La bonne conservation du tas d’ensilage passe par la pose d’une couverture parfaitement hermétique. Si la qualité des bâches est déterminante, le lestage intégral ne semble pas incontournable.

Les fameux pneus utilisés comme lests sur les tas d’ensilage sont de plus en plus écartés par les agriculteurs, en raison des contraintes liés à leur manipulation, aux risques de perçage des bâches et aux problèmes de santé causés aux animaux par les limailles de fer. Pour assurer une couverture hermétique des silos, il existe heureusement d’autres solutions sanitairement plus sûres, moins pénibles à mettre en œuvre et tout aussi efficaces. Quoi qu’il en soit, la bâche neuve placée au contact du fourrage reste incontournable. Sa qualité et surtout sa faculté à faire barrière au passage de l’oxygène sont déterminantes dans la conservation du fourrage. Cela peut surprendre, mais le film noir historiquement utilisé, d’une épaisseur de 150 à 180 microns, laisse passer de 300 à 1 000 cm3 d’oxygène par mètre carré par 24 heures. Ce défaut d’étanchéité se traduit par une entrée d’air dans le silo, générant des mauvaises fermentations dégradant la qualité nutritionnelle. Les films plus performants, certes plus chers, réduisent considérablement l’entrée d’oxygène dans le tas et sont à privilégier pour une conservation optimale.

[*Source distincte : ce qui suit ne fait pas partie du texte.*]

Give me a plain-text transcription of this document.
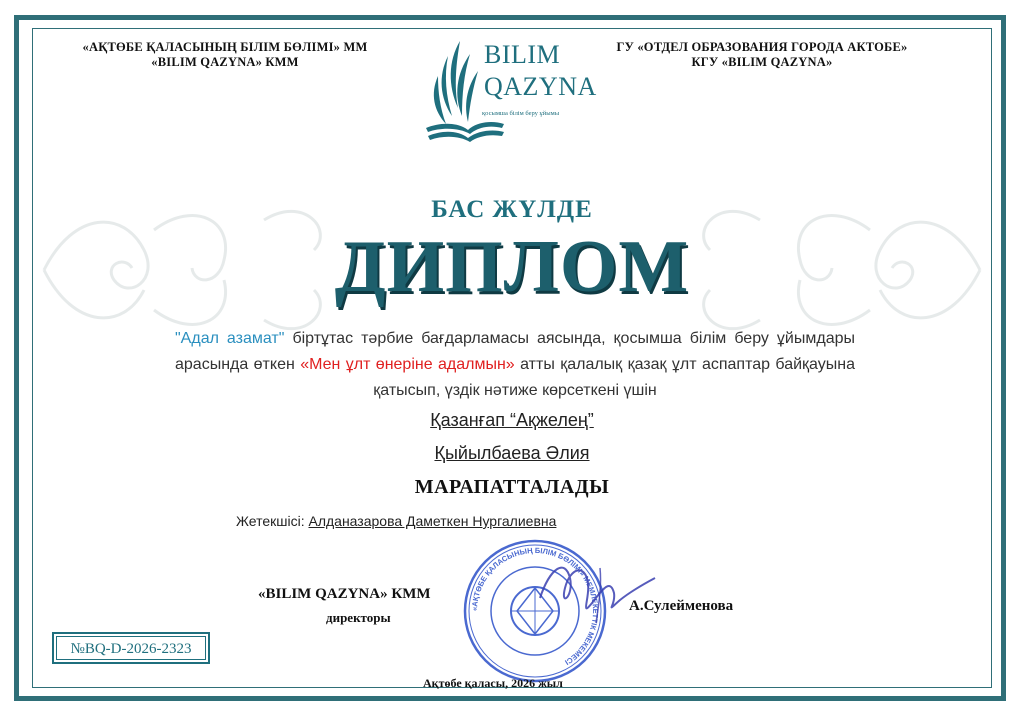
«АҚТӨБЕ ҚАЛАСЫНЫҢ БІЛІМ БӨЛІМІ» ММ
«BILIM QAZYNA» КММ
ГУ «ОТДЕЛ ОБРАЗОВАНИЯ ГОРОДА АКТОБЕ»
КГУ «BILIM QAZYNA»
BILIM
QAZYNA
қосымша білім беру ұйымы
БАС ЖҮЛДЕ
ДИПЛОМ
"Адал азамат" біртұтас тәрбие бағдарламасы аясында, қосымша білім беру ұйымдары арасында өткен «Мен ұлт өнеріне адалмын» атты қалалық қазақ ұлт аспаптар байқауына қатысып, үздік нәтиже көрсеткені үшін
Қазанғап “Ақжелең”
Қыйылбаева Әлия
МАРАПАТТАЛАДЫ
Жетекшісі: Алданазарова Даметкен Нургалиевна
«BILIM QAZYNA» КММ
директоры
А.Сулейменова
«АҚТӨБЕ ҚАЛАСЫНЫҢ БІЛІМ БӨЛІМІ» МЕМЛЕКЕТТІК МЕКЕМЕСІ
Ақтөбе қаласы, 2026 жыл
№BQ-D-2026-2323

Leur taux de transfert descend pour certains à 5 cm3 par mètre carré par 24 heures pour des épaisseurs de 45 ou 80 microns.

Le tassage plus important que le lestage

« L’incidence sur la fermentation de la perméabilité à l’oxygène ne se détecte pas forcément visuellement. En effet, nos différents suivis de qualité de tas d’ensilage nous ont amenés à constater que les pertes fermentaires peuvent dépasser 15 % sans formation de moisissure, sachant qu’elles sont de l’ordre de 5 à 7 % dans les meilleures conditions, des valeurs incompressibles », souligne Olivier Raux, de la société ornaise Elvup. Le conseiller en élevage met aussi en garde par rapport à la faculté de la bâche à stopper les rayons ultraviolets pour limiter la montée en température dans le silo. « Le surcoût d’un film performant s’amortit largement par la préservation de la qualité du fourrage », remarque-t-il.
Sur le plan du lestage, Laurent Jumeline, chargé de développement en productions végétales à la coopérative Agrial, a un avis bien tranché : « la pose de sacs n’a pour seule fonction que de maintenir la couverture. Le plus important dans la confection du silo est le tassage. Il faut mettre en œuvre les moyens nécessaires pour obtenir une densité de fourrage de 220 à 250 kg/m3, un niveau auquel il est difficile de piquer une fourche à main dans le tas ». Il conseille alors d’éviter les silos taupinières et de ne pas monter l’ensilage à plus de 50 centimètres au-dessus des murs. « Il est difficile de tasser correctement sur les bords et, par conséquent, la densité descend à ces endroits entre 160 et 180 kg/m3, lorsque le silo dépasse d’un mètre par rapport au mur. Dans ce cas, l’air emprisonné contribue au développement des fermentations aérobies à l’origine des pertes », précise-t-il.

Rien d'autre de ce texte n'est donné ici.